The Source Material Was A Little Darker
While it wasn’t without its coming-of-age sensibility, Stephen King’s The Body had a more haunting tone to it, implying that finding the body of Ray Brower was a kind of dark turning point for the four boys. Like the movie, it ends describing the tragic murder of Chris Chambers, but goes on to detail the untimely deaths of Vern Tessio and Teddy DuChamp as well.
While adapting the novella for Stand By Me, director Rob Reiner softened the material, making the character of Gordie the focus of the story. He also adjusted the setting from 1960 to 1959 and shifted the town of Castle Rock from Maine to Oregon. After a private screening, Stephen King said it was the best adaptation of his material he’d ever seen, and even improved on his original story.
It Was Almost Directed By Adrian Lyne
British filmmaker Adrian Lyne, who’s best known for directing movies with an erotic sensibility, was initially attached to the direct Stand By Me. In the earliest stages of development, Lyne was busy finishing up his work on 9 1/2 Weeks and had promised himself a six-month vacation once that was done. That would’ve pushed production of Stand By Me back to early 1986 and producers didn’t want to wait that long. Once Lyne decided that he really wanted to take the time off, he surrendered the project, allowing Rob Reiner to take over.

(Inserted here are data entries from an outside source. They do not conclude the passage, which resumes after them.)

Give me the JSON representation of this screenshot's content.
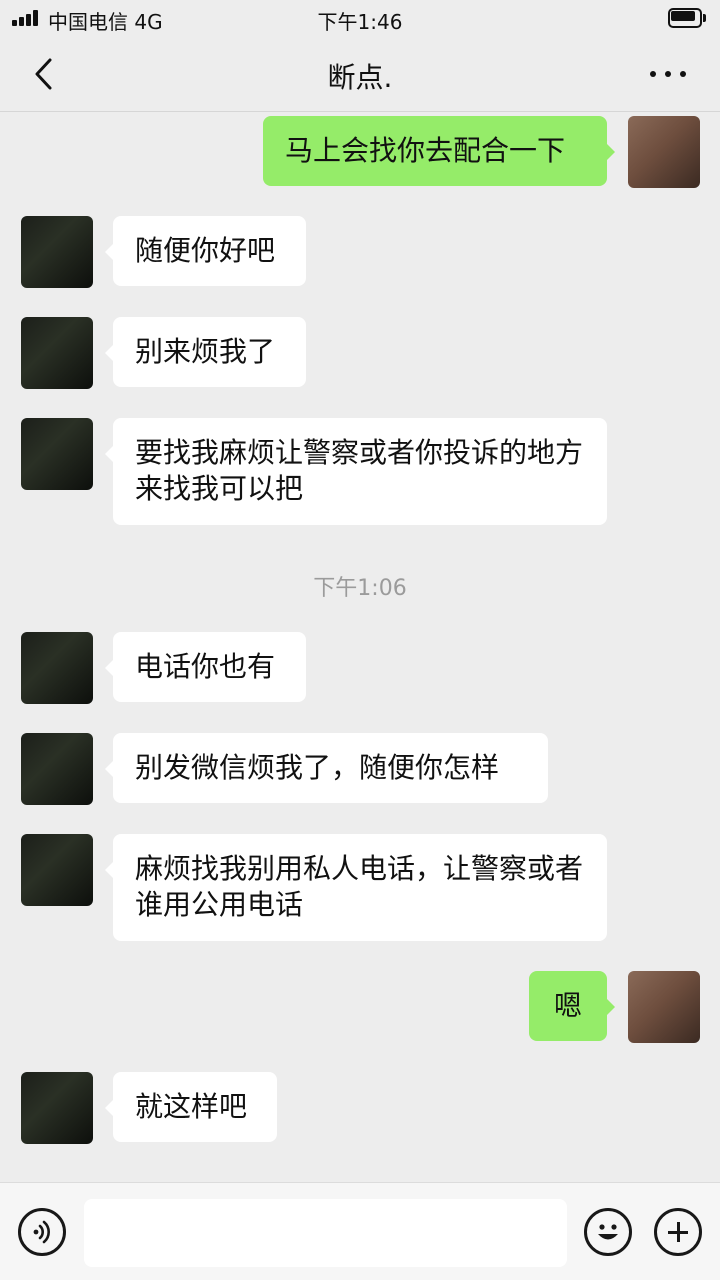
{
  "status_bar": {
    "carrier": "中国电信 4G",
    "time": "下午1:46"
  },
  "nav": {
    "title": "断点."
  },
  "messages": [
    {
      "side": "out",
      "text": "马上会找你去配合一下"
    },
    {
      "side": "in",
      "text": "随便你好吧"
    },
    {
      "side": "in",
      "text": "别来烦我了"
    },
    {
      "side": "in",
      "text": "要找我麻烦让警察或者你投诉的地方来找我可以把"
    },
    {
      "side": "in",
      "text": "电话你也有"
    },
    {
      "side": "in",
      "text": "别发微信烦我了，随便你怎样"
    },
    {
      "side": "in",
      "text": "麻烦找我别用私人电话，让警察或者谁用公用电话"
    },
    {
      "side": "out",
      "text": "嗯"
    },
    {
      "side": "in",
      "text": "就这样吧"
    }
  ],
  "timestamp": "下午1:06",
  "input": {
    "placeholder": ""
  },
  "icons": {
    "back": "chevron-left-icon",
    "more": "more-dots-icon",
    "voice": "voice-icon",
    "emoji": "emoji-icon",
    "plus": "plus-icon"
  },
  "colors": {
    "background": "#ededed",
    "bubble_out": "#95ec69",
    "bubble_in": "#ffffff",
    "timestamp": "#9b9b9b"
  }
}
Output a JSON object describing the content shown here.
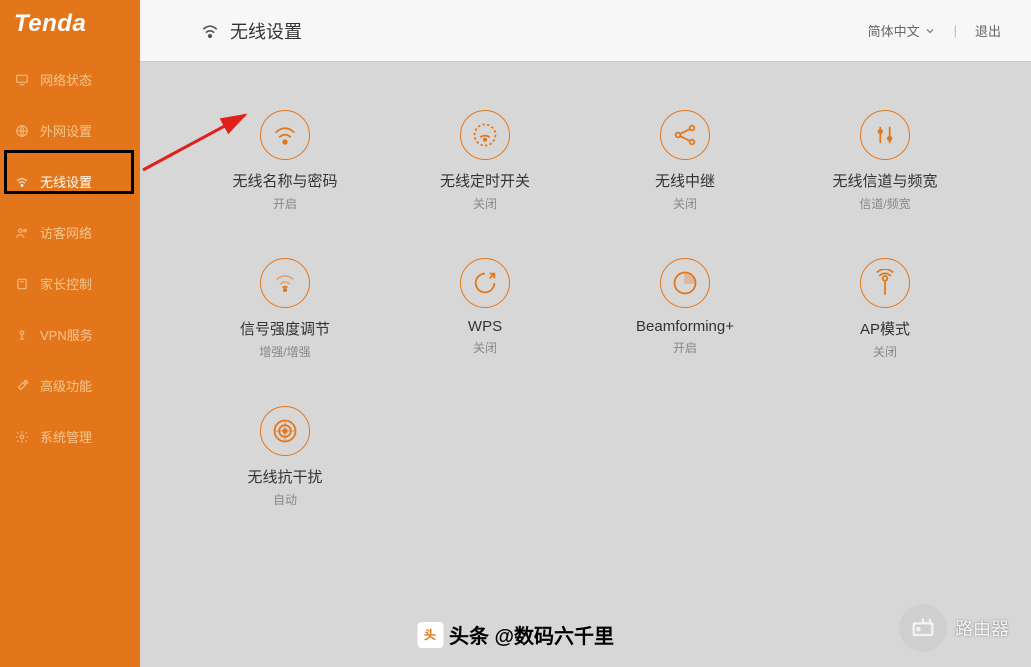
{
  "logo": "Tenda",
  "sidebar": {
    "items": [
      {
        "label": "网络状态",
        "icon": "monitor-icon"
      },
      {
        "label": "外网设置",
        "icon": "globe-icon"
      },
      {
        "label": "无线设置",
        "icon": "wifi-icon",
        "active": true
      },
      {
        "label": "访客网络",
        "icon": "users-icon"
      },
      {
        "label": "家长控制",
        "icon": "shield-icon"
      },
      {
        "label": "VPN服务",
        "icon": "vpn-icon"
      },
      {
        "label": "高级功能",
        "icon": "tools-icon"
      },
      {
        "label": "系统管理",
        "icon": "gear-icon"
      }
    ]
  },
  "header": {
    "title": "无线设置",
    "language": "简体中文",
    "logout": "退出"
  },
  "cards": [
    {
      "title": "无线名称与密码",
      "sub": "开启",
      "icon": "wifi"
    },
    {
      "title": "无线定时开关",
      "sub": "关闭",
      "icon": "clock"
    },
    {
      "title": "无线中继",
      "sub": "关闭",
      "icon": "relay"
    },
    {
      "title": "无线信道与频宽",
      "sub": "信道/频宽",
      "icon": "channel"
    },
    {
      "title": "信号强度调节",
      "sub": "增强/增强",
      "icon": "signal"
    },
    {
      "title": "WPS",
      "sub": "关闭",
      "icon": "wps"
    },
    {
      "title": "Beamforming+",
      "sub": "开启",
      "icon": "beam"
    },
    {
      "title": "AP模式",
      "sub": "关闭",
      "icon": "ap"
    },
    {
      "title": "无线抗干扰",
      "sub": "自动",
      "icon": "target"
    }
  ],
  "watermark": "路由器",
  "attribution": "头条 @数码六千里"
}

It Was Financed By Norman Lear
Just as Rob Reiner was beginning rehearsals with the principle cast, producer Norman Lear had sold his company, Embassy Communications, to Coca-Cola. The problem was that Embassy Communications was bankrolling Stand By Me, and the soft drink behemoth saw no profit potential in the movie and pulled the plug. Lear, having worked with Reiner back when he played Meathead in All In The Family, agreed to finance the movie out of his own pocket. The film’s total budget came to “$8 million and change,” Lear told the New York Times in 1986.
The Wil Wheaton Connection To Wagon Train
In the movie, among the numerous pop culture references of the time, Gordie Lachance (Wil Wheaton) briefly mentions the old Western TV show Wagon Train. (“They never seem to get anywhere, they just keep on Wagon Training…”)

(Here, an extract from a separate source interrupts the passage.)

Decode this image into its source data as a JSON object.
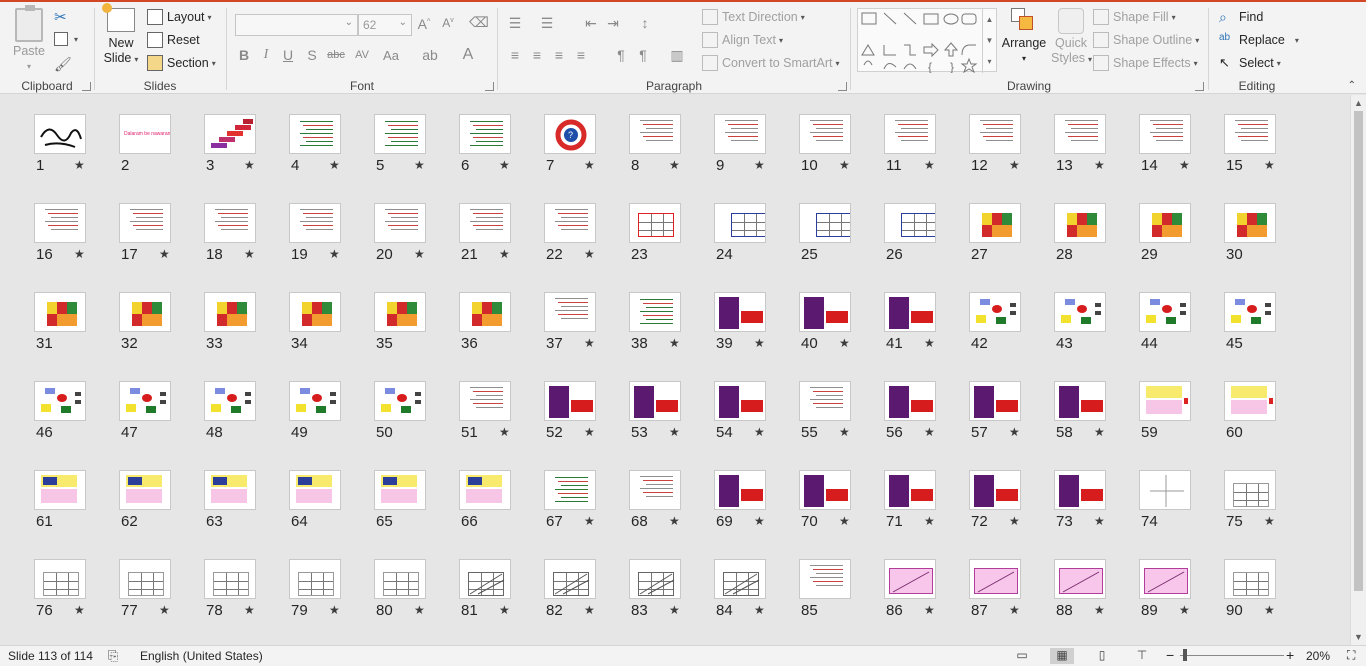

The lore is that Wil Wheaton’s grandfather was one of the show’s stars, and they worked in a reference in to the script. Wheaton cleared this up on his website back in 2009, explaining that his grandfather was the property master on the show, not one of the stars. He did not address if Wagon Train was mentioned in Stand By Me because of this, however.
It Could Have Starred The Two Coreys
Corey Haim and Corey Feldman were synonymous with teen movies in the 1980s. Known as ‘The Two Coreys,’ they first appeared on screen together in 1987’s The Lost Boys. It turns out, Haim had read for the part of Chris Chambers, and was offered the part the same day he was offered the title role in David Seltzer’s tragicomedy Lucas. Haim chose the role in Lucas over Stand By Me, and the part of Chris Chambers went to the late River Phoenix.
Tragically, Haim’s life was also cut short, and he died of drug-induced pneumonia in 2010 at the age of 38.
The Stars Really Identified With Their Characters
In a 2011 interview with NPR, commemorating the films 25th anniversary, Wil Wheaton explained Stand By Me‘s lasting success to Rob Reiner’s casting choices, explaining that the four stars were “basically were the characters we played.”